When King took over in 2004, Sainsbury’s stores were stained with empty shelves and demotivated staff. But since the collapse of Lehman Brothers it has been the best performing major supermarket chain in the UK.
However, there are signs that Sainsbury’s could also fall victim to the David Moyes curse.
In March the retailer warned that like-for-like sales had fallen for the first time in nine years, ending a run of 36 consecutive quarters of like-for-like growth under King.
This week he will present his last set of annual results. Profits are expected to grow 3.5pc to record levels. However, the company is likely to state that like-for-sales could be flat over the next year and analysts have already pencilled in a fall in profits for 2014/2015.
Sainsbury’s is operating with a lower margin than its listed rivals Tesco and Morrisons, meaning parts of the City are concerned that the retailer could be vulnerable to a price war among the “big four”.
Much like Moyes, Coupe will take the helm at a time when rivals appear to be getting their house in order and new rivals – the discounters Aldi and Lidl – emerge. Morrisons has committed £1bn over the next three years to lowering prices and improving own-brand food, while Asda is also lowering its prices and Clarke insists Tesco will invest at least £200m in reductions.
King has insisted that the price cuts are “part of the cut and thrust” of supermarket retailing. But Sainsbury’s is likely to find life more difficult over the next few years.
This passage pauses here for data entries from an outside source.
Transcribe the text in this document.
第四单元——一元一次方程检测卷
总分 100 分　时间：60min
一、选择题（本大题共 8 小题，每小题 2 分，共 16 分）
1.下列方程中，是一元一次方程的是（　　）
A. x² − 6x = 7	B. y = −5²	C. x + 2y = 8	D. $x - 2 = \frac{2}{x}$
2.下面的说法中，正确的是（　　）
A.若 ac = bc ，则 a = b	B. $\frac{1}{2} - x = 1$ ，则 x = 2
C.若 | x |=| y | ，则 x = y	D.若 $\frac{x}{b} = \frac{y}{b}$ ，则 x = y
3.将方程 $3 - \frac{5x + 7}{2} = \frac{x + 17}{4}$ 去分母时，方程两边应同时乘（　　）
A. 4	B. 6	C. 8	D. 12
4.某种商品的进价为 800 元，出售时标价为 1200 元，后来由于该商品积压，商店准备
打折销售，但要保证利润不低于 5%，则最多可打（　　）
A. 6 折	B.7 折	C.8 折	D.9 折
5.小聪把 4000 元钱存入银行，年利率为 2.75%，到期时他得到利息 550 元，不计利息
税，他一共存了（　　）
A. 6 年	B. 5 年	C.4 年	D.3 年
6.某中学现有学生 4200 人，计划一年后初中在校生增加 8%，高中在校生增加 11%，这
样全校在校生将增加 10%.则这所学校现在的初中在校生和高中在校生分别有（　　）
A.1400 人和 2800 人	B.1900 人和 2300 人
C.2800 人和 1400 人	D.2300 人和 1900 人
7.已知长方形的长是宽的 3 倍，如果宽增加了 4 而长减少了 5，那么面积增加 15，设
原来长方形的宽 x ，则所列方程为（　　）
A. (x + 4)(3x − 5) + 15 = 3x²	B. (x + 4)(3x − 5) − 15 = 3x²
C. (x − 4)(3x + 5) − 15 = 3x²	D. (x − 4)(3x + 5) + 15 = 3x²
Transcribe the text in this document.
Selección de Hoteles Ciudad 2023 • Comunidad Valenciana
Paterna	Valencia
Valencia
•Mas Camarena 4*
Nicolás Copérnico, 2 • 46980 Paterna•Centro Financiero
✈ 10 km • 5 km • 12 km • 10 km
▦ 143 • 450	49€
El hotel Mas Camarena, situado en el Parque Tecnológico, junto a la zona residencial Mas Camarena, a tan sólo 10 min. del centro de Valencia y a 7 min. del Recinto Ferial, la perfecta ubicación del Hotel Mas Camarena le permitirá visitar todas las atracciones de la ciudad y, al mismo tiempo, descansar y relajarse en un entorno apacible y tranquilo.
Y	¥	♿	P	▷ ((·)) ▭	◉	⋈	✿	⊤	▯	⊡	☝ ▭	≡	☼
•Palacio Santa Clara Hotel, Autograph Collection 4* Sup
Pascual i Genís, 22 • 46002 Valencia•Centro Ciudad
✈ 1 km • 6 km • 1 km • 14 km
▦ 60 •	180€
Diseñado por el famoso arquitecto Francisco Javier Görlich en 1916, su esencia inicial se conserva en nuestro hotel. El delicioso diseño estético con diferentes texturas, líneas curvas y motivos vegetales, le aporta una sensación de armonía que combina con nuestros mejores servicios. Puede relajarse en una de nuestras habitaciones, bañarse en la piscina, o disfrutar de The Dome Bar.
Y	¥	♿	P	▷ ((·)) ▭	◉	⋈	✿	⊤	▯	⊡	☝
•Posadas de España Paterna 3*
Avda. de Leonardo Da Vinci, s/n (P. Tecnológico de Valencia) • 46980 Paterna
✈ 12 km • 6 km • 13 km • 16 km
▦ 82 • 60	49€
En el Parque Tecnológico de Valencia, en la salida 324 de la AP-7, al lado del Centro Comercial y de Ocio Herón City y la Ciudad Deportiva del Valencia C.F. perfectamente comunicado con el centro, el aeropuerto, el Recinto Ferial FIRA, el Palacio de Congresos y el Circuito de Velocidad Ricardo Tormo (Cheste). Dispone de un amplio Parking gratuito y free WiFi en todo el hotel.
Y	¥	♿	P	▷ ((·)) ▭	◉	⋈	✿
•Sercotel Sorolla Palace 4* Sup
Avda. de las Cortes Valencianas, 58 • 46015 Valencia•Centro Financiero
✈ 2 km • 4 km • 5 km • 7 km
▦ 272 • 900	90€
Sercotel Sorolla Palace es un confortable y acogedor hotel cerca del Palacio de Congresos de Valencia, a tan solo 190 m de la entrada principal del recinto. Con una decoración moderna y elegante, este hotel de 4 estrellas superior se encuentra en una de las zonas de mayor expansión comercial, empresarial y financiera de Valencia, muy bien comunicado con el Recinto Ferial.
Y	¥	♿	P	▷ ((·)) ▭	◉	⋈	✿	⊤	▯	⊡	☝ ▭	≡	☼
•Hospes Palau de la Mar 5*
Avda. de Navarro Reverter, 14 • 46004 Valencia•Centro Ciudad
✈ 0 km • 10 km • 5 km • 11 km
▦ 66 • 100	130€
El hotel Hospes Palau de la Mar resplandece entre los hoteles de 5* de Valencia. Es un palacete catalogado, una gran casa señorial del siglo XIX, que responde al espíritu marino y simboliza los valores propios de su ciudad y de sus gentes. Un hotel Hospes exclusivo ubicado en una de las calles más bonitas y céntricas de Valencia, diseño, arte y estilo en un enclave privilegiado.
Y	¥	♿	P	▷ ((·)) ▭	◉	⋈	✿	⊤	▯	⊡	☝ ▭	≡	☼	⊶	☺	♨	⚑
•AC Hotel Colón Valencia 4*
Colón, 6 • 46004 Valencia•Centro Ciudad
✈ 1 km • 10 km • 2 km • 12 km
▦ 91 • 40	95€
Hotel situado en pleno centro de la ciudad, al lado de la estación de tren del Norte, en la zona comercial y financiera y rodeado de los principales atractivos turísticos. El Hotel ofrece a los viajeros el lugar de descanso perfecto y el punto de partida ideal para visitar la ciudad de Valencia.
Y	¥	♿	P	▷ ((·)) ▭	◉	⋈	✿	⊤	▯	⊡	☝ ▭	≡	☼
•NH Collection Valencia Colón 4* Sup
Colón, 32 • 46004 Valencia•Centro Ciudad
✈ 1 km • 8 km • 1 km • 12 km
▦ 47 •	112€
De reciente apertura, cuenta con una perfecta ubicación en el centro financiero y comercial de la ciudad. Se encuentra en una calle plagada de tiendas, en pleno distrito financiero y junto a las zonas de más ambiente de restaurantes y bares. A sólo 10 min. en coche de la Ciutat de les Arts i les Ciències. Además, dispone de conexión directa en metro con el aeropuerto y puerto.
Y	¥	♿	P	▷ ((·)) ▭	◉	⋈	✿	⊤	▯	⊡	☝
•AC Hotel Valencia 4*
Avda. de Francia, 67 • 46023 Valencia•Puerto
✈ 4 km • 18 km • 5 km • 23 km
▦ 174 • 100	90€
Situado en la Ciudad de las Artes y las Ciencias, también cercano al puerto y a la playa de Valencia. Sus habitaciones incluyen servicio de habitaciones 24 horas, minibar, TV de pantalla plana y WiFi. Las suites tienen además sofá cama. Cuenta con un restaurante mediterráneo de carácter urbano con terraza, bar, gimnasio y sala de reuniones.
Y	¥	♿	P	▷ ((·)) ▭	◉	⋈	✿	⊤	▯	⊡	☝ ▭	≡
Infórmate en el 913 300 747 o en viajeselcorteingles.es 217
David McCarthy, retail analyst at HSBC, said: “Our concern is that falling total sales will become the norm for Sainsbury’s and the quoted food retail sector generally, as large stores lose sales to new channels, as capacity increases drive down like-for-like sales and as the unquoted sector continues to win market share.
“Sainsbury’s has had a good run, but it has now fallen back into the pack and looks increasingly vulnerable to competitor activity, in our view.
“Tesco, Morrisons and Asda have all said they will lower prices this year. Their announced, but not fully actioned, cumulative investment is close to £1bn and this is way beyond the normal cut and thrust of the sector. When a retailer is attacked on price, it can defend sales or margin, but not both.”
Coupe is unlikely to respond to the price cuts by leading a race to the bottom, but by emphasising Sainsbury’s differences such as the British provenance of its food and the quality of its own-brand ranges.
However, shares in the company are down almost 23pc since the middle of November and Sainsbury’s is the most shorted stock in the FTSE 100 according to Bloomberg data.
Tim Attenborough, analyst at Santander, said Coupe should reduce Sainsbury’s capital expenditure and store opening plans. Sainsbury’s is investing roughly £1.1bn a year, not including its bank, and has a pipeline of 70 supermarket schemes. It has been opening roughly 1m sq ft of new space – including new stores and extensions – every year.
The analyst said: “He inherits a good business, but faces deteriorating market conditions, increased price competition pressure on margins and, in our opinion, a need for greater capital discipline.
“We would look for a clear message on reining in capex and property development expenditure.”
Although Coupe will find a sizeable in-tray when he becomes chief executive, there are sound reasons why Sainsbury’s will avoid following Tesco, Diageo and BG.
Coupe, who was the obvious successor to King, has worked at the heart of the business for a decade so already knows it inside-out. While King has been the smiling face of the brand, Coupe has overseen the execution of the strategy.
Crucially, the rest of the senior management team are likely to stay. Unlike Moyes at Manchester United and Clarke at Tesco, Coupe has not cleared out the team put in place by his predecessor but instead revamped the operating board to give them new titles. At a recent dinner with the media, the spirit amongst the senior team was optimistic, not riddled with doubt. So while King may be departing Sainsbury’s, the company’s crown may sit easily with Coupe.